Walker described himself as a "quintessential Anglican, and I say that with some pride because Anglicanism has always been the church in the middle, the church that wants to reach out to both sides and say you can find a home here."

While he had a very clear and realistic perception of urban problems, he was a man of hope. "I know some people want to throw in the sponge and give up, but I can't do that. My feeling is too strong that it is God's will that we grow beyond our racial animosities and that we must commit ourselves to continue that work. That's why I am here."
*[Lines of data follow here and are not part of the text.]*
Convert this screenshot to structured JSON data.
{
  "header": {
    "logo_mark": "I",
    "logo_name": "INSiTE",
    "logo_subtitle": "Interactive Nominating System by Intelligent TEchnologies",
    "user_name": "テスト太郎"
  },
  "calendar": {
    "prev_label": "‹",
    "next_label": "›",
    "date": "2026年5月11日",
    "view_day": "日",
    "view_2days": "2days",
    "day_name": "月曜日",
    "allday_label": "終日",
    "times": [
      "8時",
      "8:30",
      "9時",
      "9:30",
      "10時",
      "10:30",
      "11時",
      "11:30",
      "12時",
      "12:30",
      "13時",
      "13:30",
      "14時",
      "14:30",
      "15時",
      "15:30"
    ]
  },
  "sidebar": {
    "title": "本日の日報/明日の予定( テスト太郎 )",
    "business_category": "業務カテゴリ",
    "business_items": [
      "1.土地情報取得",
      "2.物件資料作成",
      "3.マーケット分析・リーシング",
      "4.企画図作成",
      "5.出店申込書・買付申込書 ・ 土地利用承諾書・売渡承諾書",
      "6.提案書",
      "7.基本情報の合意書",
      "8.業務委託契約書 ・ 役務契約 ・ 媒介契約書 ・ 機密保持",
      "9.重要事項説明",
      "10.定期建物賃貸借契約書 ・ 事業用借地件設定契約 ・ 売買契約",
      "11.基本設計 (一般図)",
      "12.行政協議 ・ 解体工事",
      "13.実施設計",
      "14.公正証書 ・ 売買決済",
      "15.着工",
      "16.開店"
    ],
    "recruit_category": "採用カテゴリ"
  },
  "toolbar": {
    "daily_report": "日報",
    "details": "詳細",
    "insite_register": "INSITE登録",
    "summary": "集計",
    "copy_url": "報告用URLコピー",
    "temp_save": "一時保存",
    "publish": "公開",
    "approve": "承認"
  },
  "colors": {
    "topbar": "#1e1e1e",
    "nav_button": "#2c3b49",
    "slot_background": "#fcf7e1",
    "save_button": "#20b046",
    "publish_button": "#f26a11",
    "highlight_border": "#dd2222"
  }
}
An editorial in the Washington Post after his death said: "Washington Cathedral is the great symbol of the Episcopal Church's presence here, but the nature of that symbol has changed over the years. There was a time when a bypasser could have been forgiven for thinking that the cathedral on its hill seemed to look down on the city with the disdain of accustomed wealth and social position. Today it sends a different message, one of concern for the city and an active involvement in its daily life. That change owes much to the remarkable man who was the bishop."

Next year, the Washington Cathedral will celebrate the completion of its building after years of patience and persistence since the cornerstone was laid in 1907. The chair of the man who helped make it a presence and a force in the life of the nation's capital will be empty.